GE’s Cameri production area
A fantastic set of challenges awaits anyone who attempts to conquer the aero engine challenge. At the same time, it requires training, procedures and the dissemination of best practices. This is not something that you can do instantly, no matter how much money you have.
So, imagine that one of the most important things to your country is to produce a reliable jet engine for fighter aircraft, fifth generation and beyond. Imagine you consider this to be absolutely essential for the continued independence and prosperity of your country. Imagine you’re spending billions to try to make Inconel and other nickel superalloys. Imagine you’re spending billions making titanium alloys with high purity and the performance required and spending billions trying to master composites.
You’re calculating fatigue life, testing batches of materials, need to make plants for materials, make forging and casting equipment, and much, much more.
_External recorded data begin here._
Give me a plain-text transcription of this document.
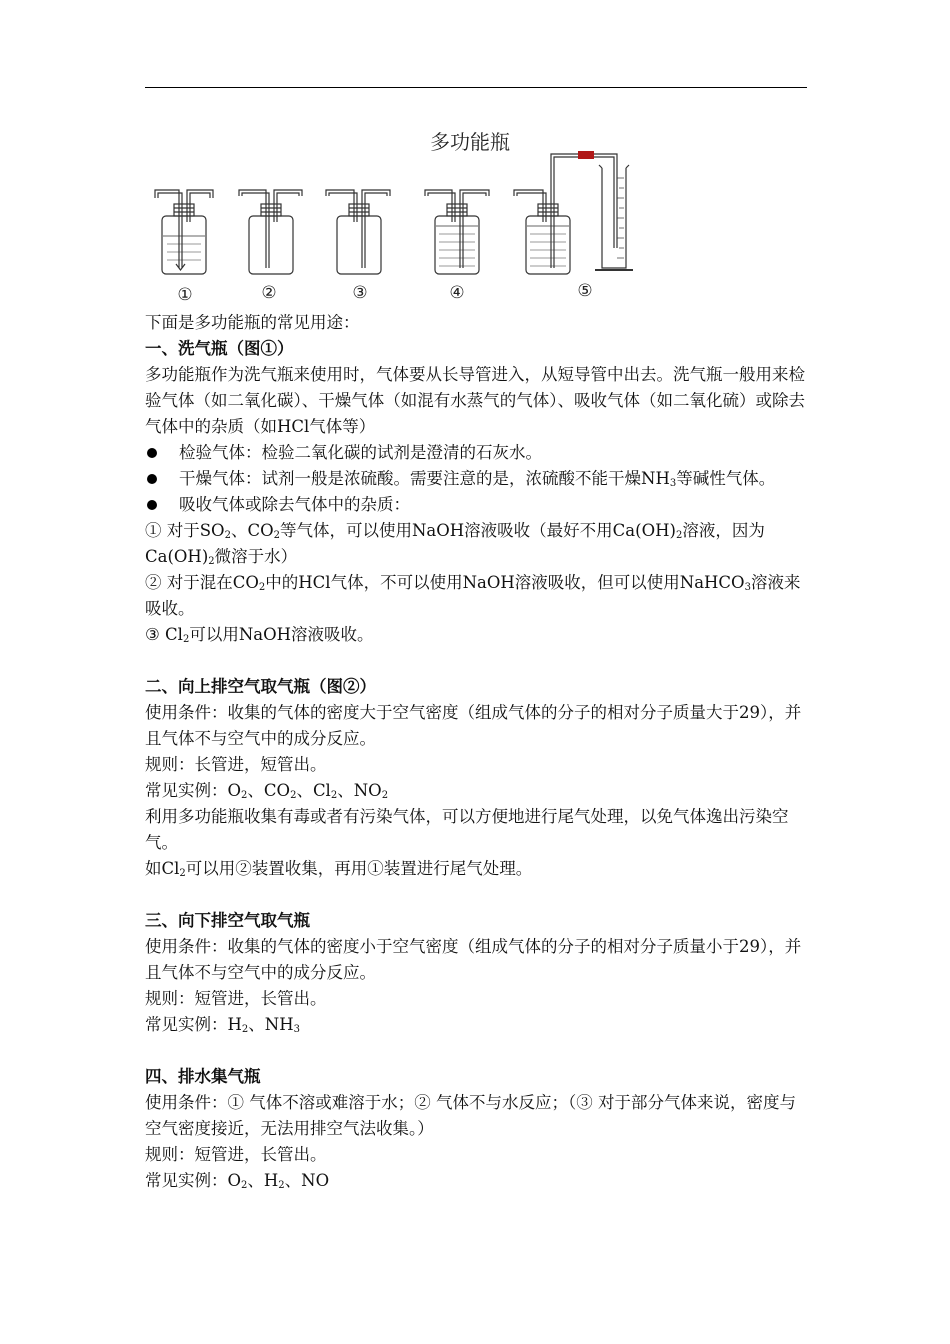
①	②	③	④	⑤
多功能瓶

下面是多功能瓶的常见用途：

一、洗气瓶（图①）

多功能瓶作为洗气瓶来使用时，气体要从长导管进入，从短导管中出去。洗气瓶一般用来检验气体（如二氧化碳）、干燥气体（如混有水蒸气的气体）、吸收气体（如二氧化硫）或除去气体中的杂质（如HCl气体等）

检验气体：检验二氧化碳的试剂是澄清的石灰水。

干燥气体：试剂一般是浓硫酸。需要注意的是，浓硫酸不能干燥$NH_3$等碱性气体。

吸收气体或除去气体中的杂质：

① 对于$SO_2$、$CO_2$等气体，可以使用NaOH溶液吸收（最好不用$Ca(OH)_2$溶液，因为$Ca(OH)_2$微溶于水）

② 对于混在$CO_2$中的HCl气体，不可以使用NaOH溶液吸收，但可以使用NaHCO$_3$溶液来吸收。

③ $Cl_2$可以用NaOH溶液吸收。

二、向上排空气取气瓶（图②）

使用条件：收集的气体的密度大于空气密度（组成气体的分子的相对分子质量大于29），并且气体不与空气中的成分反应。

规则：长管进，短管出。

常见实例：$O_2$、$CO_2$、$Cl_2$、$NO_2$

利用多功能瓶收集有毒或者有污染气体，可以方便地进行尾气处理，以免气体逸出污染空气。

如$Cl_2$可以用②装置收集，再用①装置进行尾气处理。

三、向下排空气取气瓶

使用条件：收集的气体的密度小于空气密度（组成气体的分子的相对分子质量小于29），并且气体不与空气中的成分反应。

规则：短管进，长管出。

常见实例：$H_2$、$NH_3$

四、排水集气瓶

使用条件：① 气体不溶或难溶于水；② 气体不与水反应；（③ 对于部分气体来说，密度与空气密度接近，无法用排空气法收集。）

规则：短管进，长管出。

常见实例：$O_2$、$H_2$、NO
You’re building highly precise CNC machines and factories to produce resins to put in your composites because it will take a city to make a jet engine.
And then you learn that those all of important fan blades may be lighter and better if they’re 3D printed. You hear that GE is making an engine that is 10% more fuel efficient due to 3D printing. You hear that 300 GE9X engine components have been reduced into just seven 3D printed parts. And then you learn that a turboprop engine is 35% 3D printed, in which 855 items were combined into just 12 3D printed parts. That engine will be 5% lighter, use 20% less fuel, and generate 10% more power, while it took only two years to develop rather than the more usual 10. Would you be interested in 3D printing then?
GE’s Catalyst Turboprop
Yes—emphatically yes. And not only because you can reduce part count, make the engine lighter and increase its performance. Specifically the idea that 3D printing will speed up your time to market and let you develop engines more quickly will be very appealing to you. Imagine it, complete and total independence for your nation, years ahead of schedule. More mistakes can be made and more parts can be iteratively improved, which is especially exciting to learn. At the same time it may not only be faster, but actually cheaper to design and develop new things in this way. And fewer other technologies, materials and processes have to be used. You’ll see a reduction in the number of production steps, a reduction in the tooling, a reduction in your chances of making mistakes.
By concentrating manufacturing risk on 3D printing while eliminating the chances for errors, reducing cost and speeding up the time to market will make 3D printing an intoxicating technology to explore for anyone who wants to develop jet engines. The business case for GE to use Additive is fantastic but the business case for China to use Additive to gain parity in aero engines is beyond fantastic and of strategic importance to the country.